Prospero's Progress

  • "0ne cannot hope to understand an author if one cannot even pronounce his name," Vladimir Nabokov has observed. The point, originally made about Nikolai Gogol (pronounced Gaw gol), applies to Nabokov himself. Over the years he has repeatedly complained about the damage inflicted on the Nabokov name in its passage through foreign ports of articulation. Nab -o-kov, Nab- o -kov. Nah-bo- kov , are frequent errors. Rare mutations, he reports, include Nahba-cocoa and Na-"bob"-kopf. The correct sound, says the man who made the name famous, is Nah boa koff. Slipping on the mask of a straight face for an instant, he continues: "Vladeemir, as in 'redeemer.'"

    This last is just the sort of phonetic parallel Nabokov relishes. Similarly, he is fond of insisting that, with minor adjustments for Julian and Gregorian dating systems, he shares an April 23 birth date with William Shakespeare. But then, he adds, "So does Shirley Temple."

    This little charade is just a conversational pleasantry. Or is it? Who can ever be sure with Nabokov? Perhaps he has something more in mind. Devout Nabokov watchers might find clues in those references to Julius Caesar and Pope Gregory. They might see implications of the fall of Rome, the rise of Byzantium, and a consequent gap between East and West that makes comparisons impossible between Anglo-Saxon writers (Shakespeare) and Slavic Writers (Nabokov).

    Slightly pedantic word play, cultural booby traps, brisk leaps from the Bard of Avon to the "Good Ship Lollipop", elegant "divertissements" for all occasions -- such things can be expected of Nabokov. But that is far from all. Russian by birth, a U.S. citizen who now lives in Switzerland, he has become, at 70, the greatest living American novelist, and the most original writer and stylist since Joyce. He is also an exile, a man who has triumphantly survived this century of the refugee, a man who has lost everything, yet transformed his losses through art and levity into a habitation of the mind.

    Nabokov's literary province is a bizarre, aristocratic, occasionally maddening amusement park in part devoted to literary instruction. It has many sideshows but only one magician. The general public, which chose to read "Lolita" as a Prurient tale of pedophilia, enters through the main gate, hoping to meet the creator of that doomed and delectable child. A more sophisticated clientele moves beyond the midway to seek out and applaud Dr. Nabokov, the butterfly Chaser, dealer in anagrammatical gimcracks, triple-tongued punster, animator of "Doppelganger", shuffler of similes. Prolonged exposure to Nabokov reveals much more. What he calls his "ever-ever" land of artifice opens on intriguing distances, There words transform the world into metaphor and time is held exquisitely at bay by memory.

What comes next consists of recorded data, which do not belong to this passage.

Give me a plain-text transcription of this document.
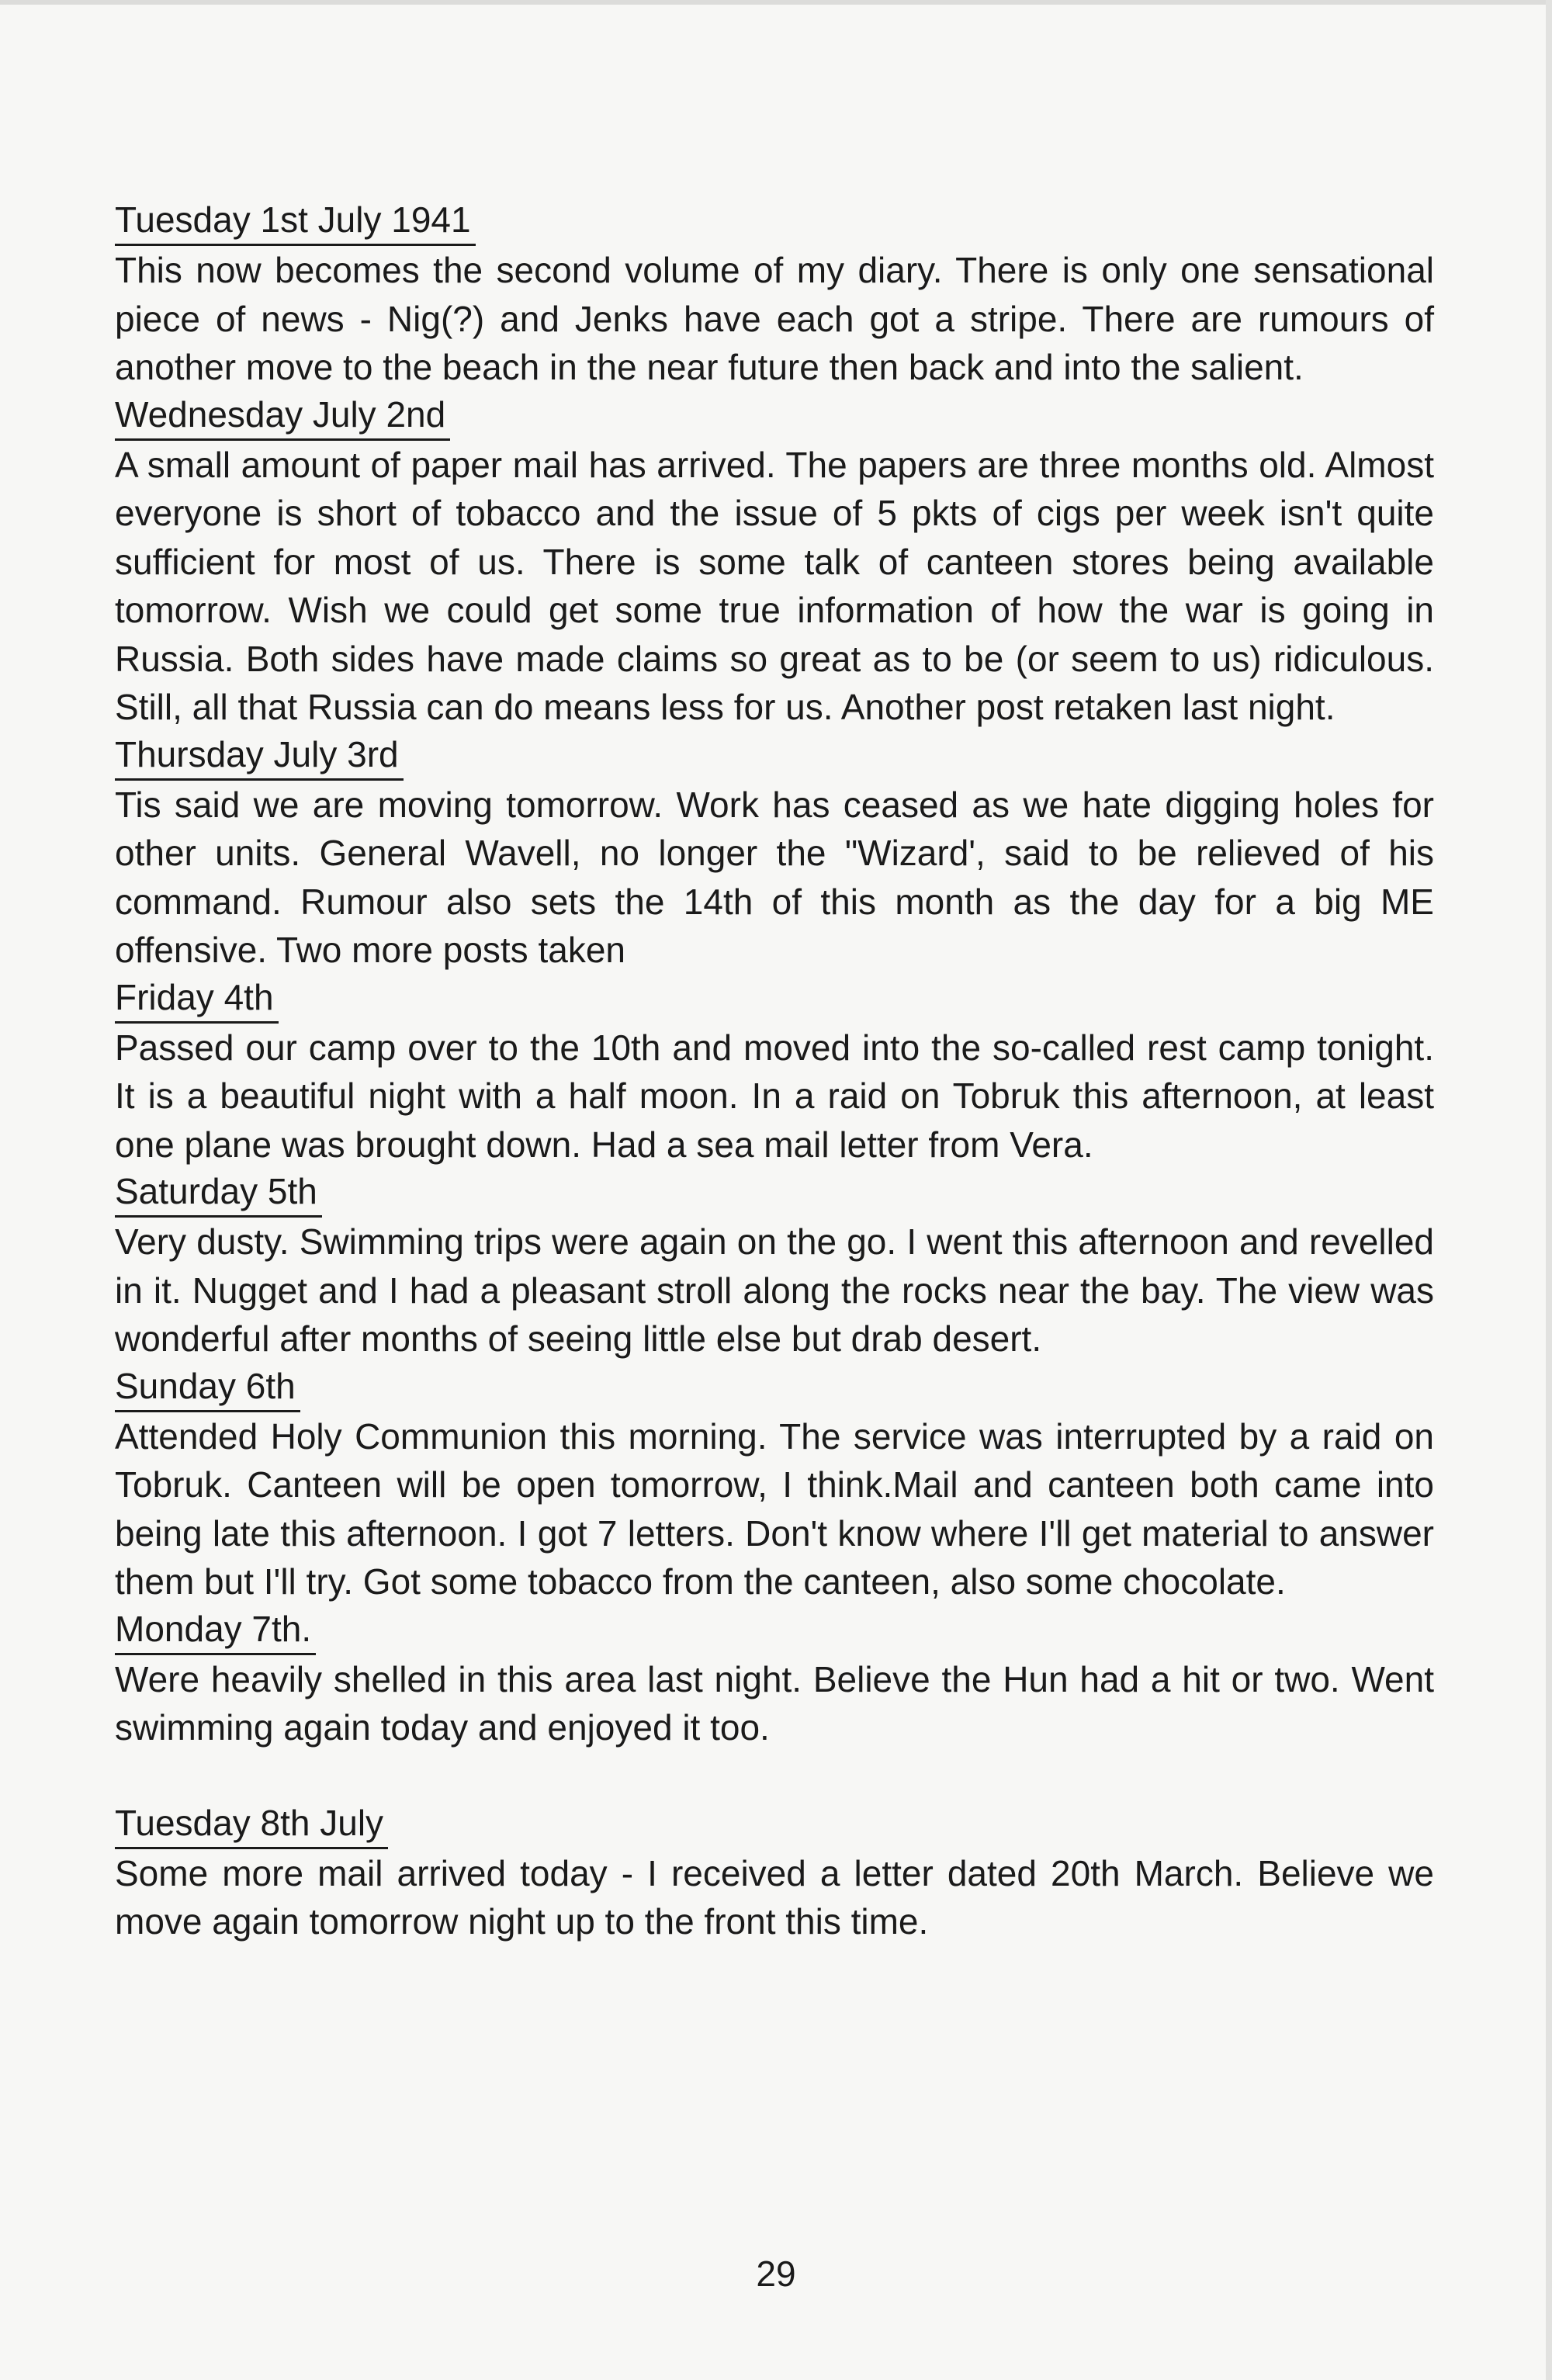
Tuesday 1st July 1941

This now becomes the second volume of my diary. There is only one sensational piece of news - Nig(?) and Jenks have each got a stripe. There are rumours of another move to the beach in the near future then back and into the salient.

Wednesday July 2nd

A small amount of paper mail has arrived. The papers are three months old. Almost everyone is short of tobacco and the issue of 5 pkts of cigs per week isn't quite sufficient for most of us. There is some talk of canteen stores being available tomorrow. Wish we could get some true information of how the war is going in Russia. Both sides have made claims so great as to be (or seem to us) ridiculous. Still, all that Russia can do means less for us. Another post retaken last night.

Thursday July 3rd

Tis said we are moving tomorrow. Work has ceased as we hate digging holes for other units. General Wavell, no longer the "Wizard', said to be relieved of his command. Rumour also sets the 14th of this month as the day for a big ME offensive. Two more posts taken

Friday 4th

Passed our camp over to the 10th and moved into the so-called rest camp tonight. It is a beautiful night with a half moon. In a raid on Tobruk this afternoon, at least one plane was brought down. Had a sea mail letter from Vera.

Saturday 5th

Very dusty. Swimming trips were again on the go. I went this afternoon and revelled in it. Nugget and I had a pleasant stroll along the rocks near the bay. The view was wonderful after months of seeing little else but drab desert.

Sunday 6th

Attended Holy Communion this morning. The service was interrupted by a raid on Tobruk. Canteen will be open tomorrow, I think.Mail and canteen both came into being late this afternoon. I got 7 letters. Don't know where I'll get material to answer them but I'll try. Got some tobacco from the canteen, also some chocolate.

Monday 7th.

Were heavily shelled in this area last night. Believe the Hun had a hit or two. Went swimming again today and enjoyed it too.

Tuesday 8th July

Some more mail arrived today - I received a letter dated 20th March. Believe we move again tomorrow night up to the front this time.

29
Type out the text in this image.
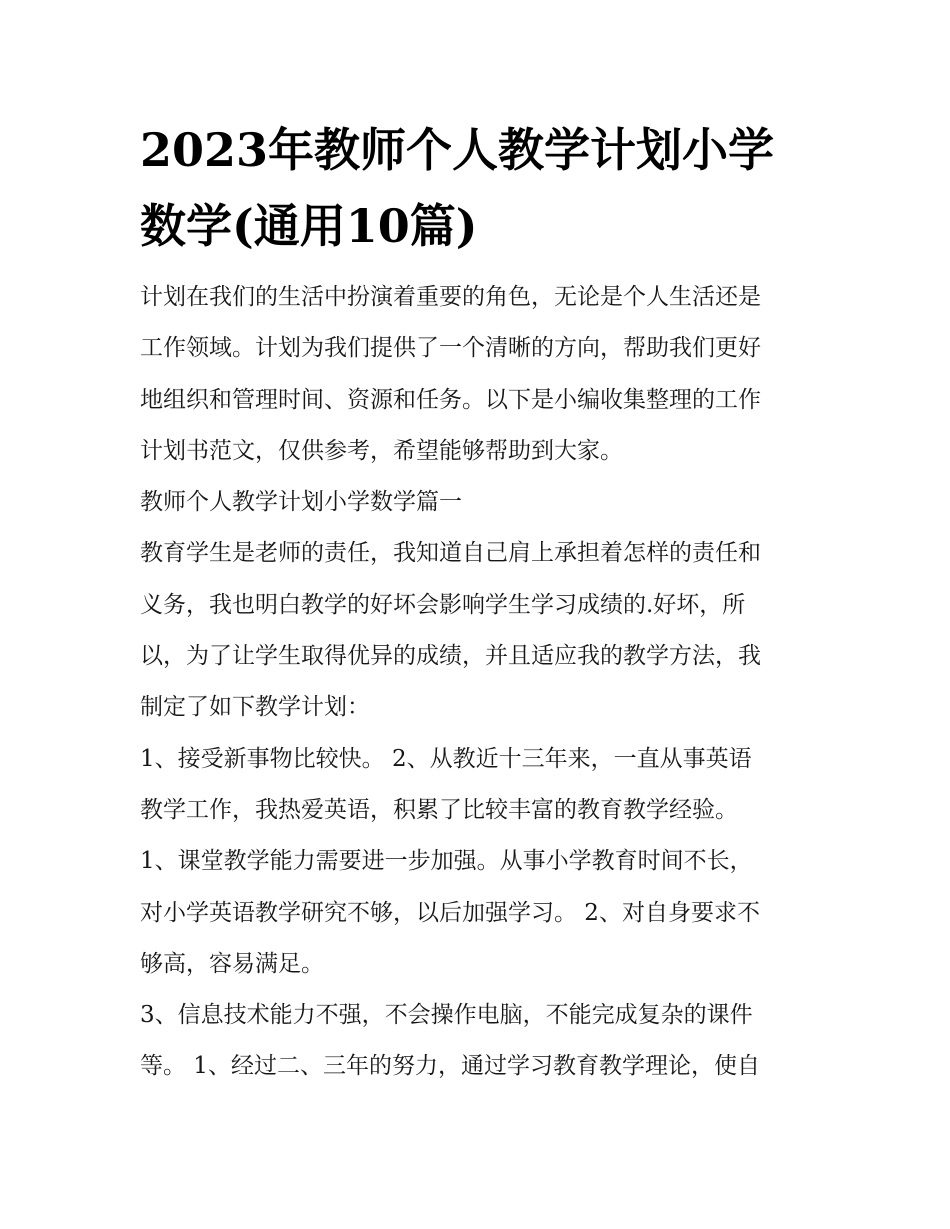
2023年教师个人教学计划小学
数学(通用10篇)
计划在我们的生活中扮演着重要的角色，无论是个人生活还是
工作领域。计划为我们提供了一个清晰的方向，帮助我们更好
地组织和管理时间、资源和任务。以下是小编收集整理的工作
计划书范文，仅供参考，希望能够帮助到大家。
教师个人教学计划小学数学篇一
教育学生是老师的责任，我知道自己肩上承担着怎样的责任和
义务，我也明白教学的好坏会影响学生学习成绩的.好坏，所
以，为了让学生取得优异的成绩，并且适应我的教学方法，我
制定了如下教学计划：
1、接受新事物比较快。 2、从教近十三年来，一直从事英语
教学工作，我热爱英语，积累了比较丰富的教育教学经验。
1、课堂教学能力需要进一步加强。从事小学教育时间不长，
对小学英语教学研究不够，以后加强学习。 2、对自身要求不
够高，容易满足。
3、信息技术能力不强，不会操作电脑，不能完成复杂的课件
等。 1、经过二、三年的努力，通过学习教育教学理论，使自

    "Ada, or Ardor: A Family Chronicle", Nabokov's latest novel, is already a bestseller. Nabokov's peculiar fascination -- and enduring power -- escapes conventional measurement, but by any standard, the range and volume of his work in two languages is prodigious. It includes 15 novels (nine Russian, six English) and translations of other writers' work. His fiction differs from most novels in much the same way that a poem differs from a political treatise. One is an end in itself. The other, however intricate and elegant, is a means to an end. In a classic sneer at the use of plot in poetry, T. S. Eliot has compared it to a lump of meat thrown a house dog by a burglar (the writer) to keep him busy while the real business is attended to -- rifling the silver cupboard or dealing in the wizardry of words. Nabokov feels the same way.